AN IMAGE IS WORTH 16X16 WORDS: TRANSFORMERS FOR IMAGE RECOGNITION AT SCALE

Found an interesting thread on Twitter:

Request for Counterparty: I would like to make a Erlich / Buffett bet on a proposition similar to:

“On 1/1/2027, a Transformer-like will continue to hold the SoTA in effectively all benchmarked NLP tasks.”

I would be taking the negative position.

–– Sasha Rush @srush_nlp, March 1, 2022

I would put my bet on something new and cool that will replace Transformer in the decade to come. Not just because I have faith in us and our creativity, but also I am starting to get tired of seeing x-former papers gushing out arxiv everyday.

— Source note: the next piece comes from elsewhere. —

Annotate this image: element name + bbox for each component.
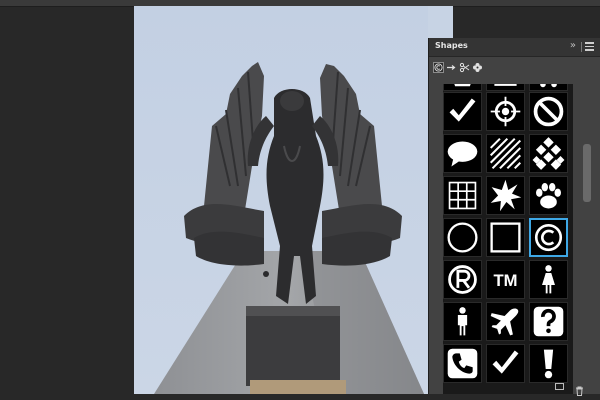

It is really fascinating to see we human beings as a whole, are making amazing progress virtually from nothing, completely bootstrapping our way into civilization and intelligence. A small step in one direction might lead to leaps in others. Just like Transformers, the go-to architecture and SOTA backbone in NLP in recent years, now are flourishing in computer vision as well.

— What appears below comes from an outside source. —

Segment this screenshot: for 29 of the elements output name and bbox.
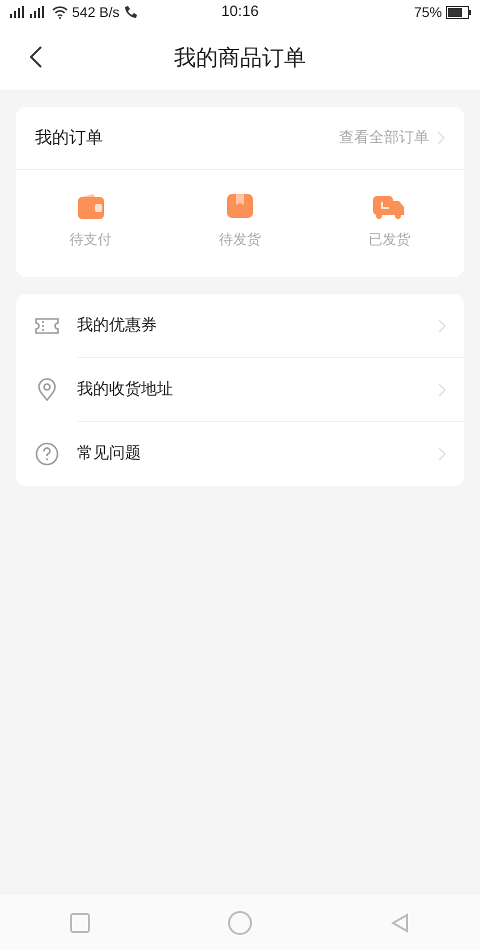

The latest version of the paper was published on arxiv on 3 June 2021 when Transformer is already a catchy phrase in NLP and CNN has long been the dominant type of architecture used for computer vision.

Ideas

The idea of this paper is really simple – adopting Transformer for computer vision, mainly for image classification with minimal modification, so that implementation could easily be as efficient and scalable as normal Transformers.

When trained on mid-sized datasets such as ImageNet without strong regularization, these models yield modest accuracies of a few percentage points below ResNets of comparable size. This seemingly discouraging outcome may be expected: Transformers lack some of the inductive biases inherent to CNNs, such as translation equivariance and locality, and therefore do not generalize well when trained on insufficient amounts of data.

However, the picture changes if the models are trained on larger datasets (14M-300M images). We find that large scale training trumps inductive bias. Our Vision Transformer (ViT) attains excellent results when pre-trained at sufficient scale and transferred to tasks with fewer datapoints.

Above two paragraphs basically tell us that pre-training with a large dataset closes the gap between Transformers and powerful CNNs. It sort of echos the same story that usually goes along with Transformer: though data-hungry, the model can learn information comparable to [placeholder].

Naturally, it makes sense to further explore this gap, such as @han_2021.

In a similar situation, in their scaling section, ViT catches up when the pre-training dataset grows, surpassing the hybrid (ResNet + ViT).

Efficiency and Cost

ViT models are more efficient, both in terms of data and training cost.

Vision Transformers generally outperform ResNets with the same computational budget. Hybrids improve upon pure Transformers for smaller model sizes, but the gap vanishes for larger models.

Finally, the ViT-L/16 model pre-trained on the public ImageNet-21k dataset performs well on most datasets too, while taking fewer resources to pre-train: it could be trained using a standard cloud TPUv3 with 8 cores in approximately 30 days.

Who else is rich in money or in time for pre-training other than those giant tech companies? Admittedly, it is good that they report these numbers unlike many papers barely mention anything about the cost.

Image VS. Text

\(16\times16\) does not seem like a lot, especially when you think about typically sequence length in NLP tasks (512 ~ 1024), even when they crack up the resolution to have \(32 \times 32\) patches, it is only done during fine-tuning. I wonder how this might demonstrate the information density in images vs in text and also in fields where two modalities overlap such as document analysis, would this architecture or assumption still hold? (e.g. 1D VS. 2D positional embeddings)

What’s Next?

A new architecture MLP-Mixer is in town to compete with both CNN and Transformer. Hopefully we can expect some CV-native architectures as well.